The biggest concern is always my cholesterol numbers. I've relaxed a bit with my diet (not with the calories, but with the cholesterol focus) so I'm hoping that I didn't blow my numbers over the last year. We'll see. It's always a motivating factor for me.

Actually, I've always been more focused about the weight loss/exercise when I'm worried about my health. The vanity thing just isn't a factor for me. I guess because I know that I'm still the same person at this weight than I was 125 lbs or 211 lbs that I never really thought about how other people viewed me at what ever weight I was.
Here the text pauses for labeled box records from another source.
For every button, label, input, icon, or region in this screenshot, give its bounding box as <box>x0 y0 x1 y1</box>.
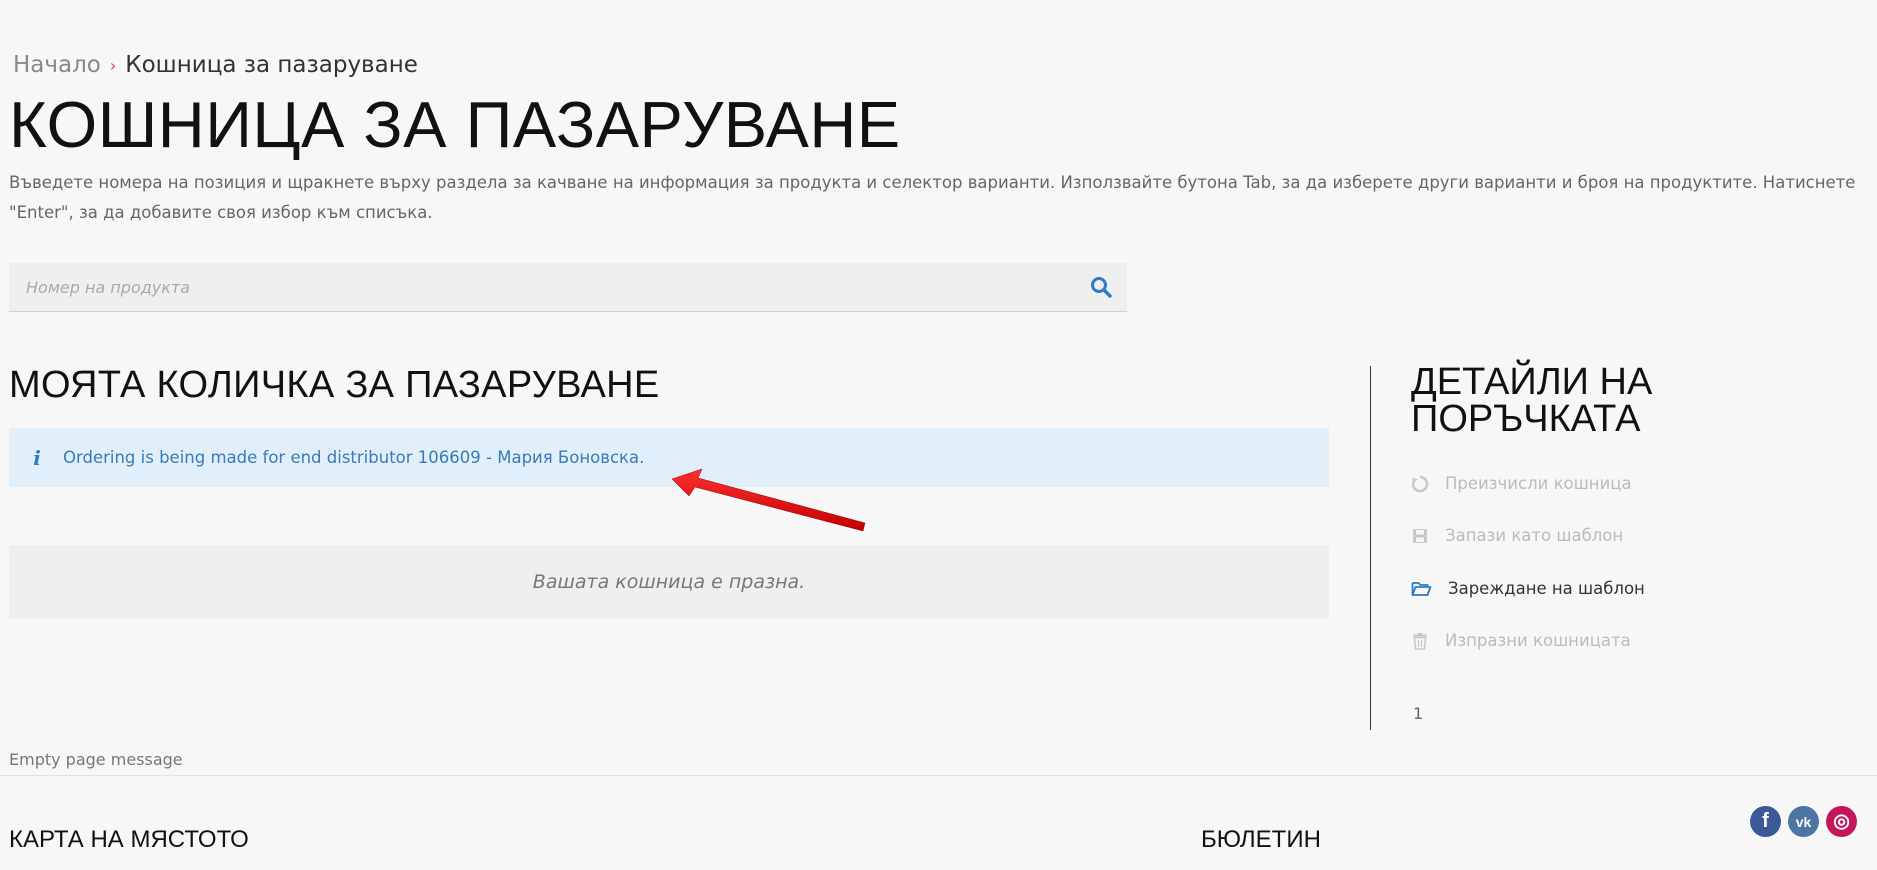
page-title: КОШНИЦА ЗА ПАЗАРУВАНЕ <box>9 88 901 161</box>
facebook-icon[interactable]: f <box>1750 806 1781 837</box>
page: Начало › Кошница за пазаруване КОШНИЦА З… <box>0 0 1877 870</box>
search-icon[interactable] <box>1089 275 1113 299</box>
info-icon: i <box>33 445 41 470</box>
page-number: 1 <box>1413 704 1424 723</box>
intro-text: Въведете номера на позиция и щракнете въ… <box>9 173 1856 222</box>
load-template-label: Зареждане на шаблон <box>1448 579 1645 598</box>
recalculate-cart-label: Преизчисли кошница <box>1445 474 1632 493</box>
alert-message: Ordering is being made for end distribut… <box>63 448 645 467</box>
breadcrumb-home-link[interactable]: Начало <box>13 52 101 78</box>
recalculate-cart-button[interactable]: Преизчисли кошница <box>1411 474 1632 493</box>
folder-open-icon <box>1411 581 1432 596</box>
newsletter-title: БЮЛЕТИН <box>1201 826 1321 853</box>
instagram-icon[interactable]: ◎ <box>1826 806 1857 837</box>
save-as-template-label: Запази като шаблон <box>1445 526 1624 545</box>
empty-cart-text: Вашата кошница е празна. <box>532 571 806 593</box>
empty-cart-panel: Вашата кошница е празна. <box>9 545 1329 619</box>
load-template-button[interactable]: Зареждане на шаблон <box>1411 579 1645 598</box>
empty-cart-label: Изпразни кошницата <box>1445 631 1631 650</box>
save-as-template-button[interactable]: Запази като шаблон <box>1411 526 1623 545</box>
column-divider <box>1370 366 1371 730</box>
trash-icon <box>1413 632 1427 650</box>
annotation-arrow <box>671 468 866 532</box>
breadcrumb-separator: › <box>109 55 117 75</box>
vk-icon[interactable]: vk <box>1788 806 1819 837</box>
product-number-input[interactable] <box>9 276 1089 298</box>
cart-title: МОЯТА КОЛИЧКА ЗА ПАЗАРУВАНЕ <box>9 364 660 406</box>
empty-cart-button[interactable]: Изпразни кошницата <box>1411 631 1631 650</box>
breadcrumb-current: Кошница за пазаруване <box>125 52 418 78</box>
refresh-icon <box>1411 475 1429 492</box>
product-search <box>9 263 1127 312</box>
footer-divider <box>0 775 1877 776</box>
breadcrumb: Начало › Кошница за пазаруване <box>13 52 418 78</box>
empty-page-message: Empty page message <box>9 750 183 769</box>
sitemap-title: КАРТА НА МЯСТОТО <box>9 826 249 853</box>
save-icon <box>1413 528 1427 543</box>
order-details-title: ДЕТАЙЛИ НА ПОРЪЧКАТА <box>1411 361 1653 440</box>
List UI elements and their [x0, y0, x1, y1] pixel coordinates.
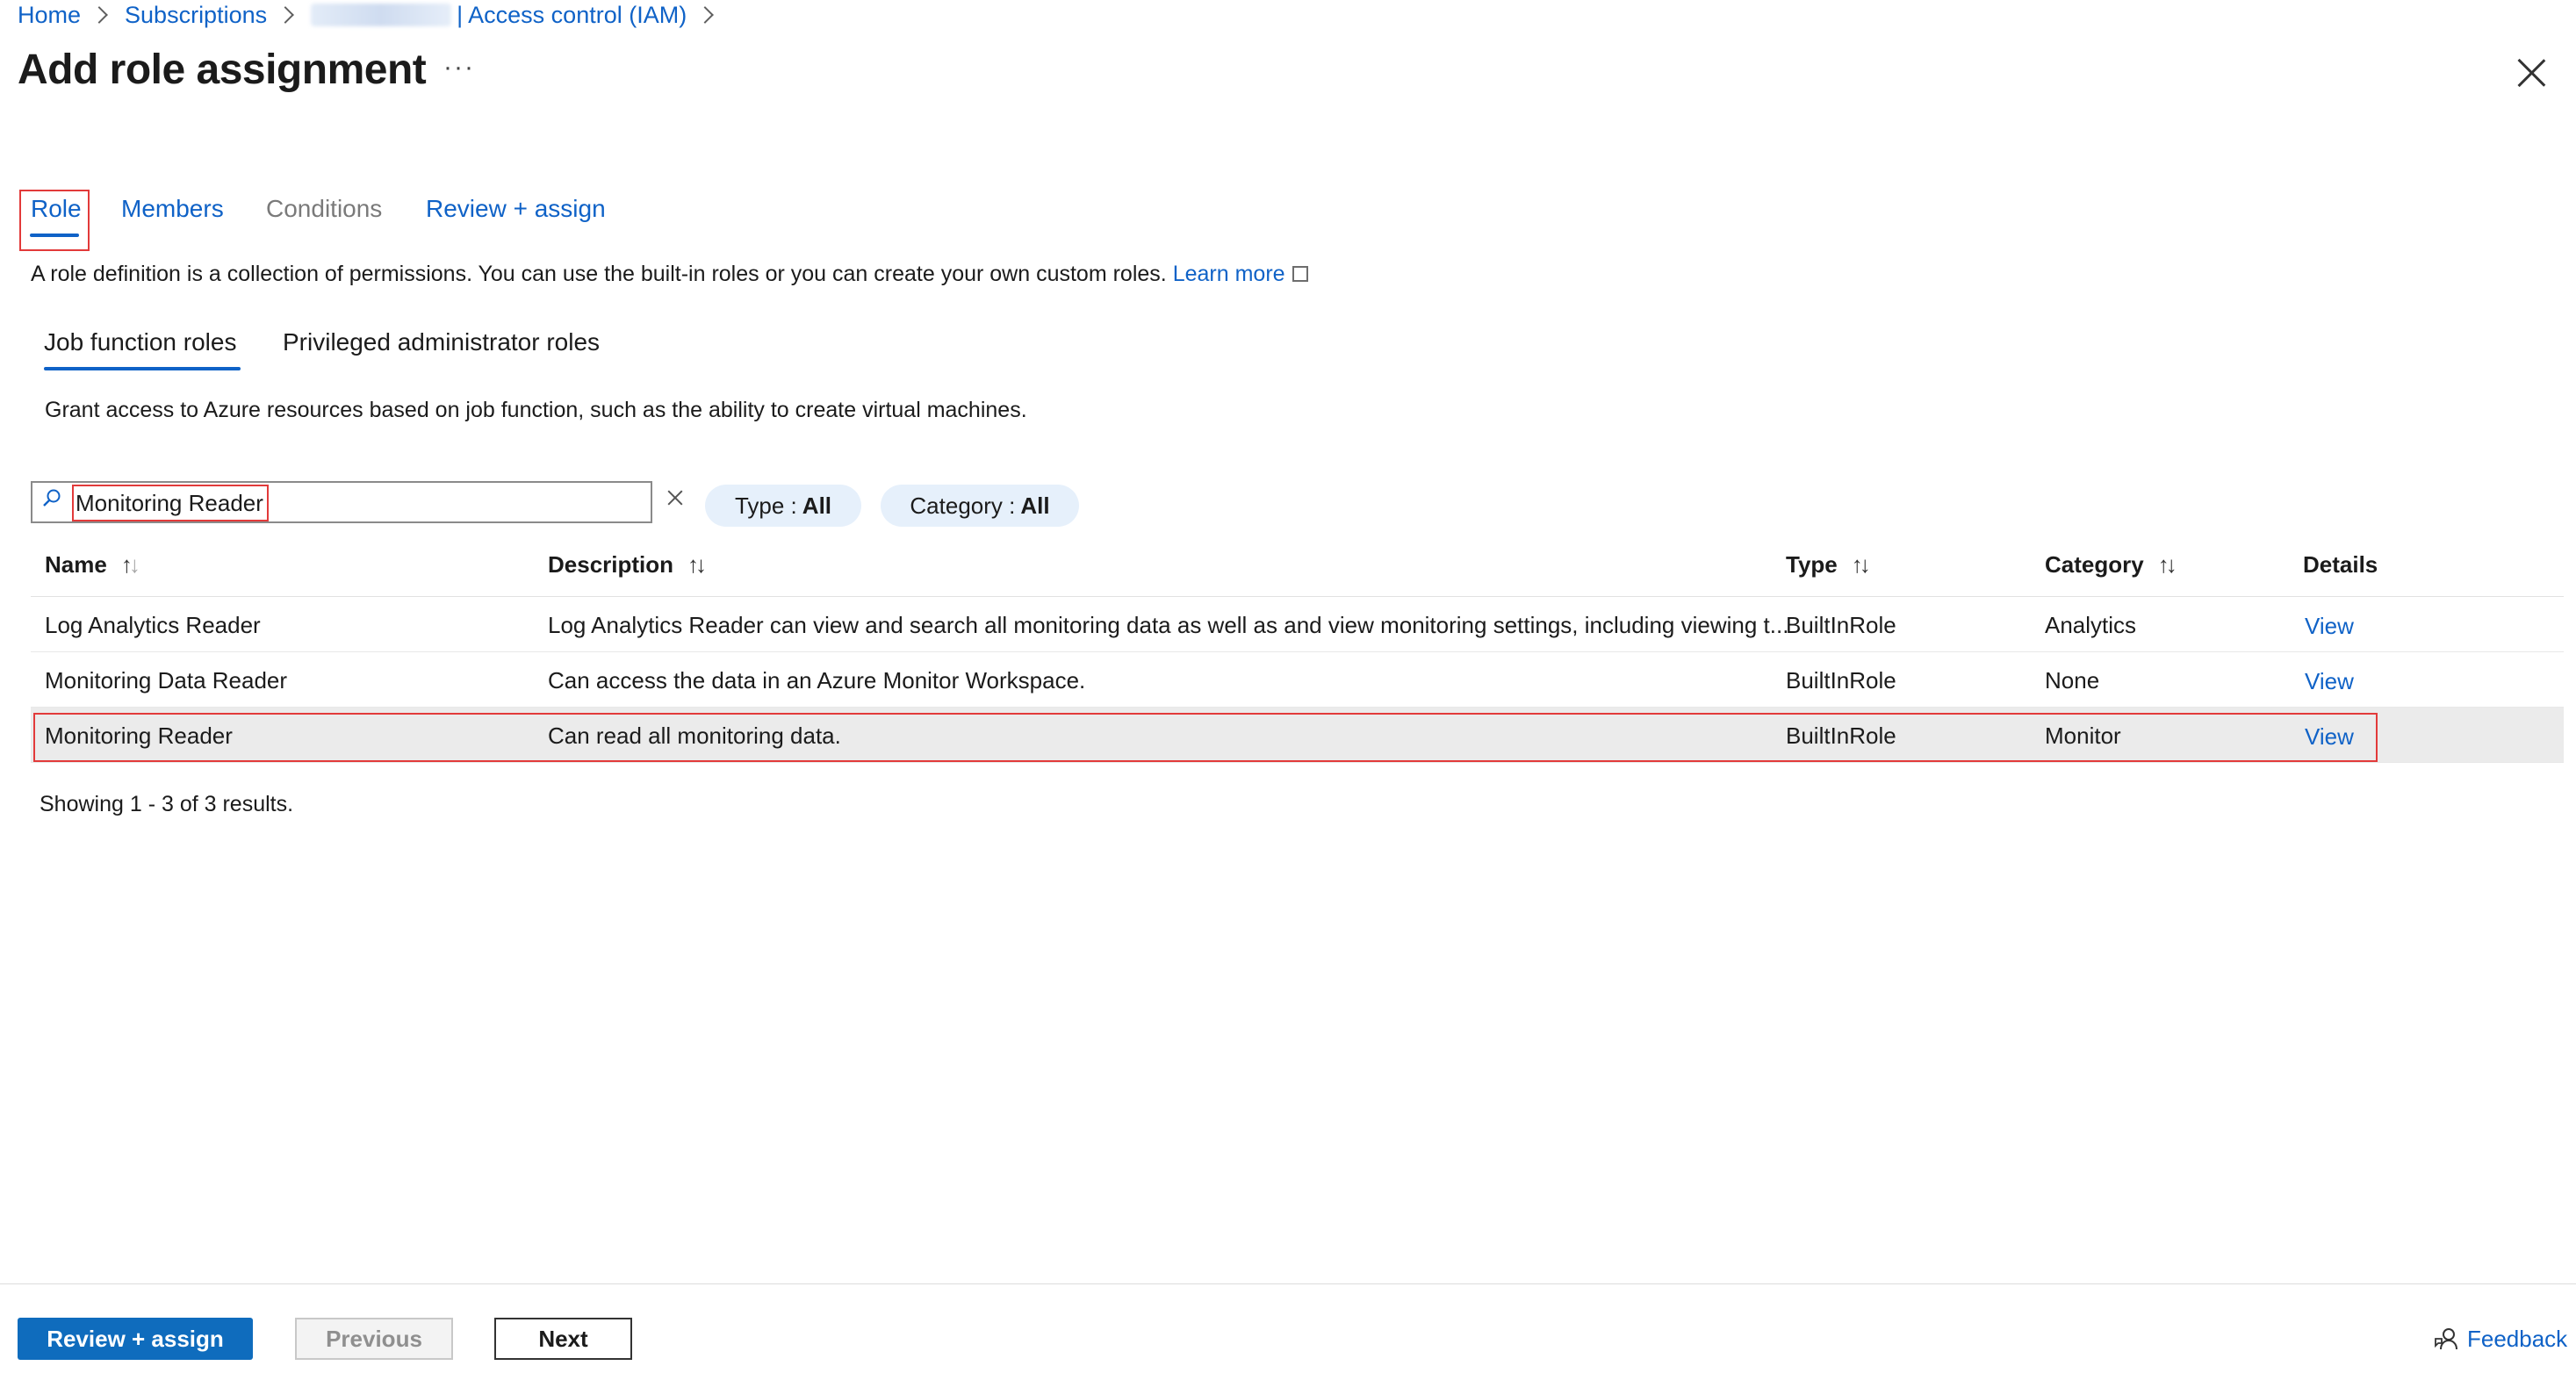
column-type-label: Type	[1786, 551, 1838, 578]
feedback-label: Feedback	[2467, 1326, 2568, 1352]
redacted-subscription-name	[311, 4, 452, 26]
results-count: Showing 1 - 3 of 3 results.	[40, 792, 294, 816]
search-icon	[43, 489, 61, 507]
row-3-name[interactable]: Monitoring Reader	[45, 722, 233, 750]
column-header-details: Details	[2303, 551, 2378, 579]
learn-more-label: Learn more	[1172, 262, 1285, 286]
tab-job-function-roles[interactable]: Job function roles	[44, 328, 236, 356]
row-1-description: Log Analytics Reader can view and search…	[548, 612, 1789, 638]
sort-ascending-icon: ↑↓	[120, 551, 140, 578]
tab-conditions[interactable]: Conditions	[266, 195, 382, 223]
page-title: Add role assignment	[18, 47, 427, 93]
row-3-type: BuiltInRole	[1786, 722, 1896, 749]
column-header-name[interactable]: Name ↑↓	[45, 551, 140, 579]
job-function-description: Grant access to Azure resources based on…	[45, 398, 1027, 422]
column-category-label: Category	[2045, 551, 2144, 578]
row-2-type: BuiltInRole	[1786, 667, 1896, 694]
previous-button[interactable]: Previous	[295, 1318, 453, 1360]
column-details-label: Details	[2303, 551, 2378, 578]
breadcrumb-access-control[interactable]: | Access control (IAM)	[457, 2, 687, 29]
category-filter-pill[interactable]: Category : All	[881, 485, 1079, 527]
column-description-label: Description	[548, 551, 674, 578]
tab-privileged-administrator-roles[interactable]: Privileged administrator roles	[283, 328, 600, 356]
row-2-name[interactable]: Monitoring Data Reader	[45, 667, 287, 694]
chevron-right-icon	[696, 6, 715, 24]
role-definition-description: A role definition is a collection of per…	[31, 262, 1308, 287]
search-input[interactable]	[72, 485, 269, 521]
row-3-view-link[interactable]: View	[2305, 723, 2354, 751]
job-function-tab-underline	[44, 367, 241, 370]
next-button[interactable]: Next	[494, 1318, 632, 1360]
category-filter-value: All	[1020, 492, 1050, 519]
tab-review-assign[interactable]: Review + assign	[426, 195, 606, 223]
tab-role[interactable]: Role	[31, 195, 82, 223]
selected-row-highlight	[33, 713, 2378, 762]
breadcrumb: Home Subscriptions | Access control (IAM…	[18, 0, 730, 30]
category-filter-label: Category :	[910, 492, 1016, 519]
close-icon[interactable]	[2516, 58, 2546, 88]
tab-role-underline	[30, 234, 79, 237]
row-2-view-link[interactable]: View	[2305, 668, 2354, 695]
external-link-icon	[1292, 266, 1308, 282]
column-header-category[interactable]: Category ↑↓	[2045, 551, 2177, 579]
column-name-label: Name	[45, 551, 107, 578]
learn-more-link[interactable]: Learn more	[1173, 262, 1308, 286]
row-1-view-link[interactable]: View	[2305, 613, 2354, 640]
tab-members[interactable]: Members	[121, 195, 224, 223]
column-header-description[interactable]: Description ↑↓	[548, 551, 707, 579]
feedback-button[interactable]: Feedback	[2434, 1326, 2567, 1353]
column-header-type[interactable]: Type ↑↓	[1786, 551, 1871, 579]
sort-icon: ↑↓	[2157, 551, 2177, 578]
row-1-type: BuiltInRole	[1786, 612, 1896, 638]
clear-search-icon[interactable]	[666, 488, 685, 507]
row-1-name[interactable]: Log Analytics Reader	[45, 612, 261, 639]
row-divider	[31, 762, 2564, 763]
row-2-description: Can access the data in an Azure Monitor …	[548, 667, 1086, 694]
row-3-description: Can read all monitoring data.	[548, 722, 841, 749]
row-divider	[31, 651, 2564, 652]
row-2-category: None	[2045, 667, 2100, 694]
breadcrumb-home[interactable]: Home	[18, 2, 81, 29]
sort-icon: ↑↓	[1851, 551, 1871, 578]
type-filter-value: All	[802, 492, 832, 519]
row-3-category: Monitor	[2045, 722, 2121, 749]
chevron-right-icon	[90, 6, 108, 24]
sort-icon: ↑↓	[687, 551, 707, 578]
breadcrumb-subscriptions[interactable]: Subscriptions	[125, 2, 267, 29]
footer-divider	[0, 1283, 2576, 1284]
feedback-icon	[2435, 1327, 2457, 1349]
chevron-right-icon	[277, 6, 295, 24]
more-options-button[interactable]: ···	[443, 53, 475, 83]
type-filter-pill[interactable]: Type : All	[705, 485, 861, 527]
table-header-divider	[31, 596, 2564, 597]
row-1-category: Analytics	[2045, 612, 2137, 638]
review-assign-button[interactable]: Review + assign	[18, 1318, 253, 1360]
type-filter-label: Type :	[734, 492, 797, 519]
description-text: A role definition is a collection of per…	[31, 262, 1167, 286]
Finding clothes to fit became a problem (hey, it still is... mass produced clothing fits very few people "right") and that was a bit of a wake up call. However, it's always been some kind of health related issue that has made me realize that I needed to eat healthier and to do regular workouts. Whether it was my cholestrol numbers, family history or even the beginnings of high blood pressure, I felt more responsible when it came to my health.

So hopefully my numbers will come back in a healthy range. I know that the cholesterol will be a life long challenge: something I've always got to be aware of with my food choices. The main reason I workout.

Monday, April 10, 2006

One Step At A Time

I've been sort of lacking on posting between weigh ins. However, I really want this blog to be about the journey, just not the weight.

Anyway, I hit a milestone today. I don't like running. I'm not even sure what I do can be called "running". It's more a jog, or actually a bouncing walk.

I've been trying to increase my walking on the treadmill to include more jogging with my current goal of being able to jog an entire mile. I started slowly, increasing my distance slow and steady. I've been able to do a little better than one lap for a while now, but today was the first I've done 2 laps (1/2 mile) all at once. I had done a half mile before, but only with a little walk break between laps.

While I don't ever expect that I'll become a "jogger", there is something so very efficient about it. I can very rapidly raise my heart rate. I can burn a lot of calories very quickly. I guess part of it is also mental. I feel like I'm an active person if I can jog at least one mile. I think it will prove to me that I am more physically fit now than ever before.

Also, after much rescheduling, I'm finally getting to the doctor's tomorrow. I went and had my mamogram on Friday (and it was very very easy... much less uncomfortable than I expected). Fingers crossed, I'll weigh in on their scale less than 150 lbs! I'll post weight results tomorrow...

Wednesday, April 05, 2006

Wednesday Weigh In

Woo-hoo!!!

Starting weight: 214 lbs
Last week weight: 151.6
Today's weight: 149.6 lbs

let me say "woo-hoo!" again.

Finally!!!

So the 150 lb plateau has been broken. Let's hope the 140 lbs platuea is shorter lived!